Ниро сильно потянул вперёд, и Вадим машинально ускорил шаг. Покалывающее ощущение ослабло, когда они спустились на дорогу перед домом. И пропало совсем, когда прошли последний подъезд.

За домом была такая плотная тишина, что Вадим сразу забыл о троих, стороживших неведомо кого. Тишина раздвинула пространство, и он представил, что громадный невидимый зверь разлёгся на дороге, не заметив, как придавил кусты, деревья, киоски и прочую мелочь. Кроме того, внизу, по земле, стлался туман. Мельком Вадим ещё успел удивиться: прохлады на улице нет, жаркий день уже дышал в утро горячим, сухим дыханием — и туман? И стелился он странно: повис оплывшими столбами, и казалось, что дрогнет ветерок — и будут столбы качаться ветхим паучиным бельём…

Но сочетание тишины, тумана, пустынного пространства и на Вадима повлияло странно. Сначала он вплыл сознанием в эту бесцветную и беззвучную пустоту. Потом из глубин памяти поднялось что-то наверх, что-то подобное вчерашнему дежа вю. Это было. Была пустыня со столбами, бесконечно уходящими вверх, к причудливо собранному, почти игрушечному свету; была тишина, отчётливо ограниченная, в которой словно падали на пол облетевшей листвой призрачные, сказанные годы назад слова… И Вадим вспомнил. Его, тогда мальчишку, взял в театр сосед. И какое-то время простояли они в тишине на сцене, окружённые кулисами и занавесом, и лампы наверху горели тускло, и пахло пылью, деревом и старой марлей.

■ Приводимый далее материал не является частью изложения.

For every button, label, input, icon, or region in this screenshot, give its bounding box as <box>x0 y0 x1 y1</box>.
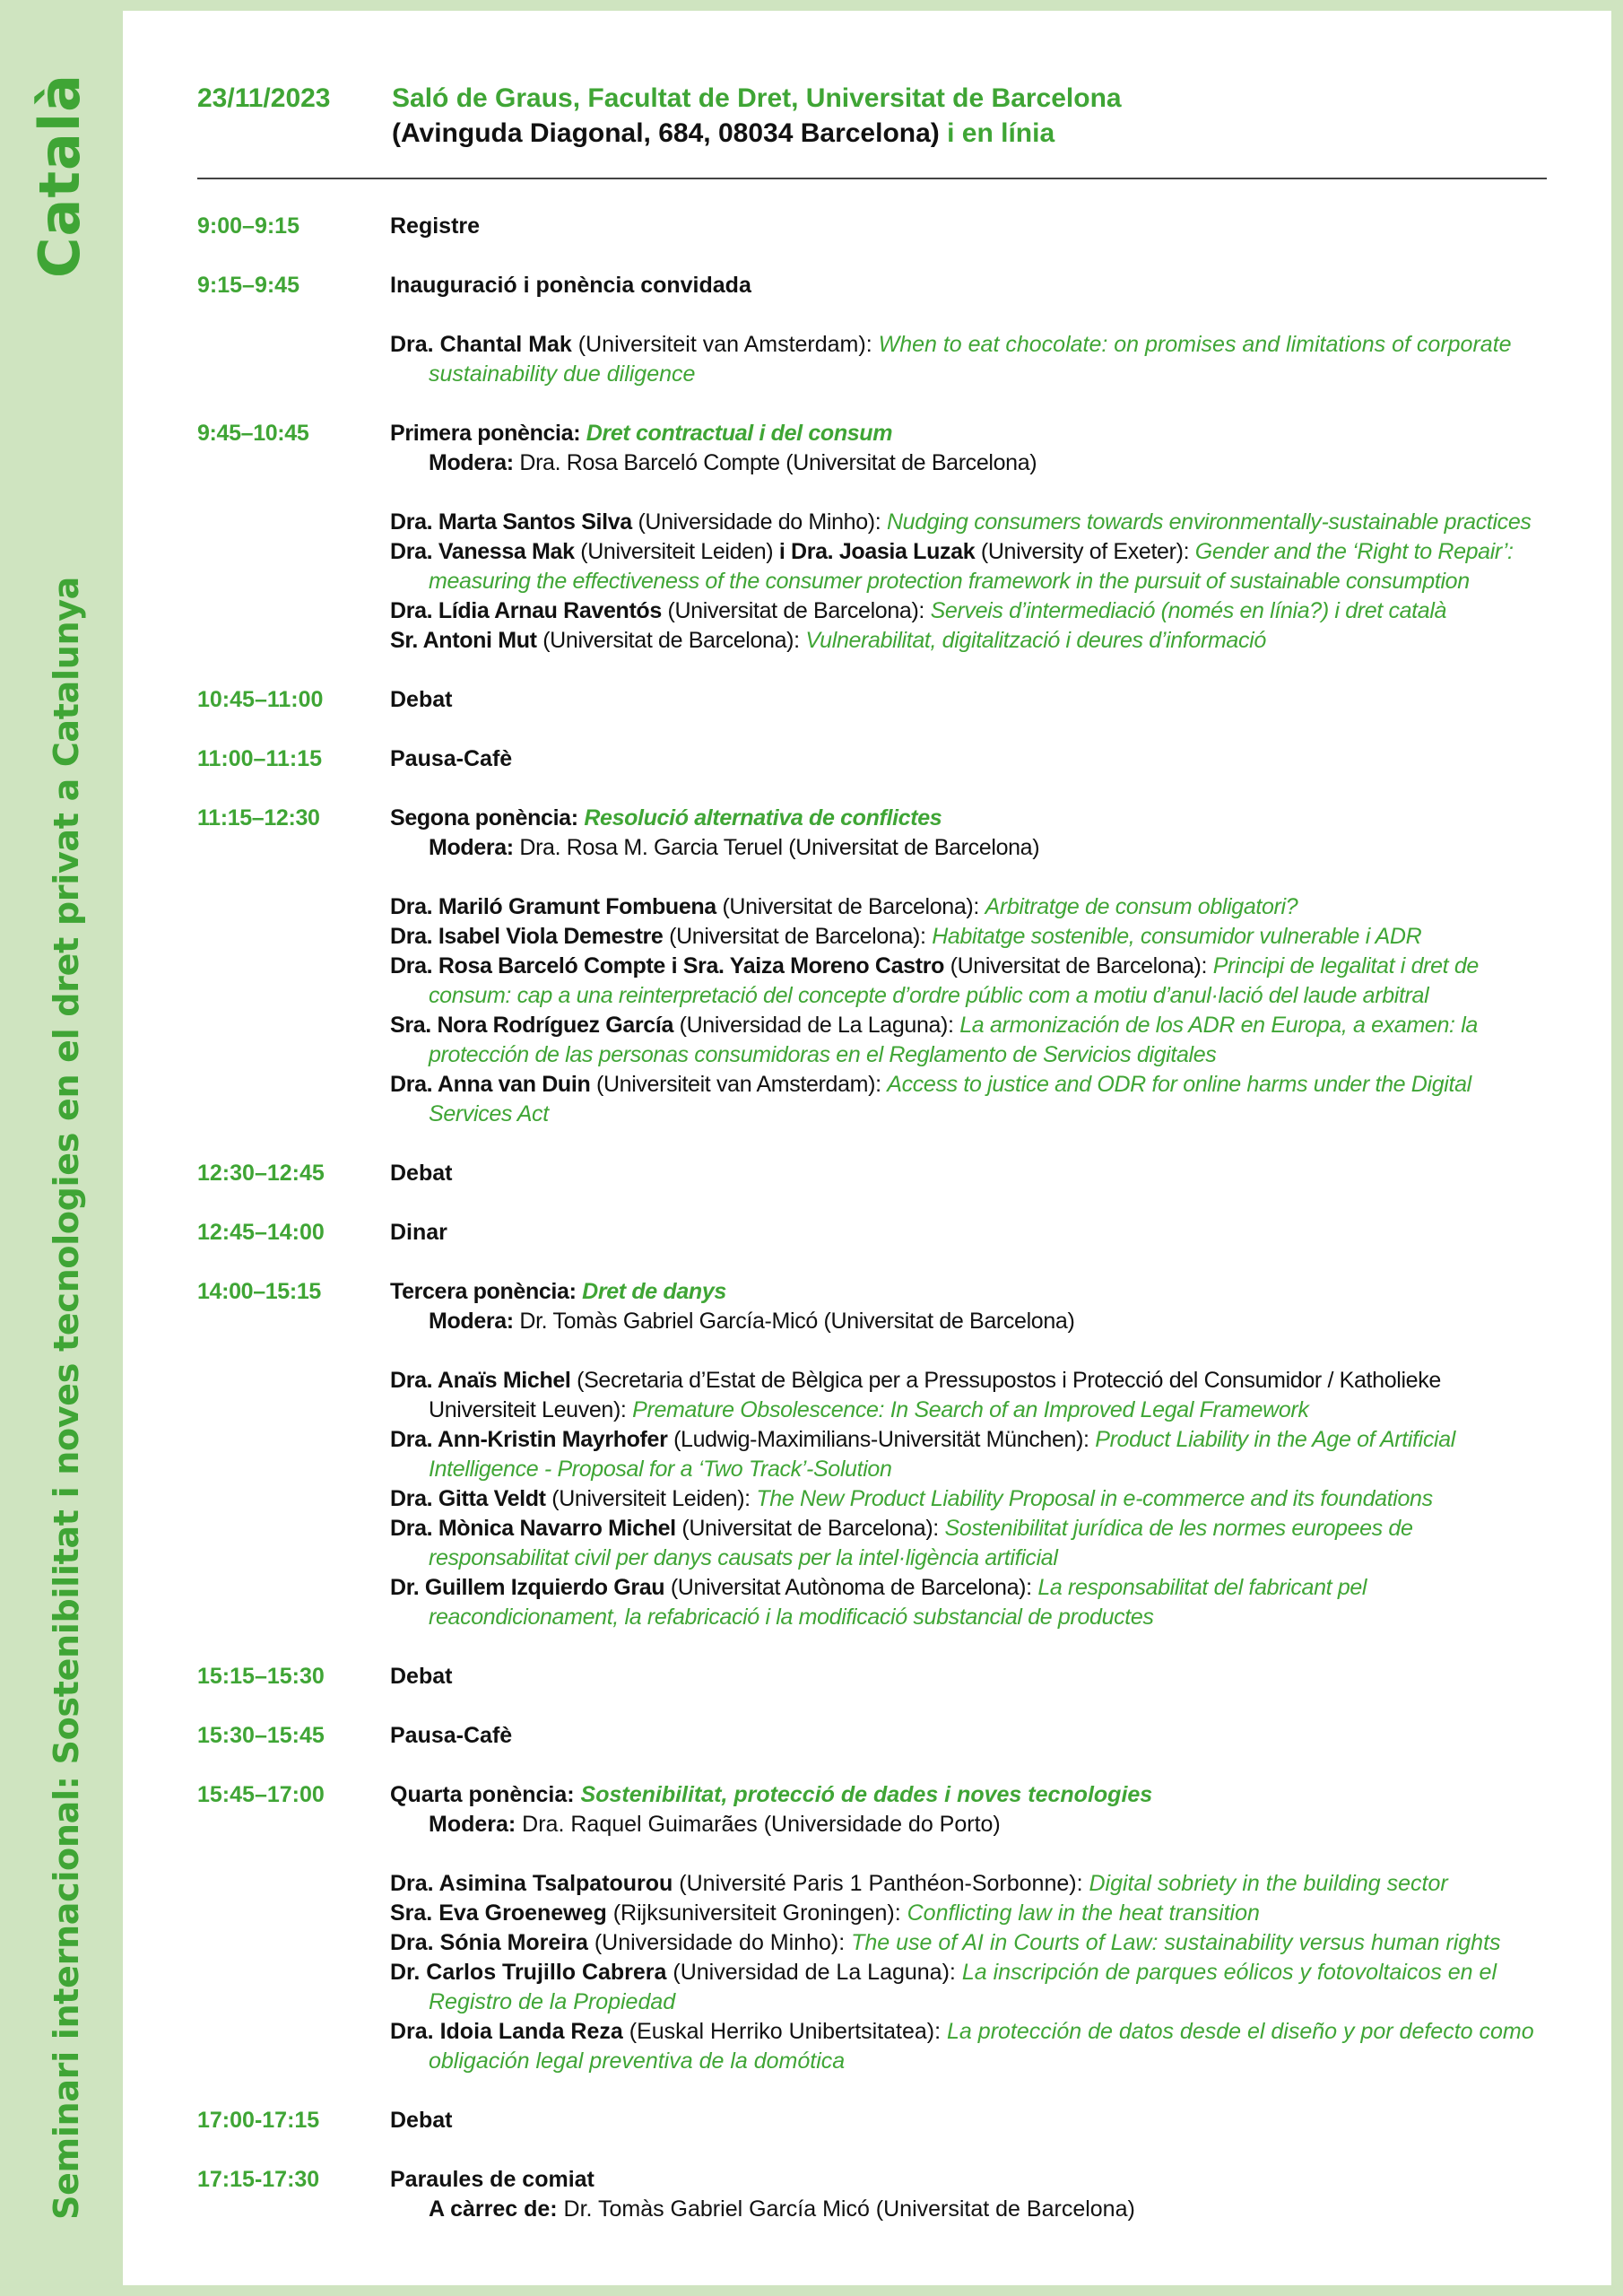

— Я слишком серьёзен, — прошептал Вадим Ниро, а тот дрогнул ушами, слушая. — И слишком серьёзно отношусь к людям и к жизни. Давай я всё время буду с тобой разговаривать — я как я, а тебя буду переводить. Согласен? Тогда я всё время буду чувствовать себя дураком, а значит…

Пёс отвернулся, уши его встали в прежнее положение покоя.

— Обиделся. Именно сейчас я дурак, да? Взял — и унизил тебя, Ведь тебя и переводить не надо… Тогда давай играть в другое. Я — это вроде бы и не я, а только играю самого себя. А ты — это не пёс Ниро, я человек, который притворяется собакой. Я буду притворяться, что не знаю про человека, а ты будешь ругать меня за плохую игру.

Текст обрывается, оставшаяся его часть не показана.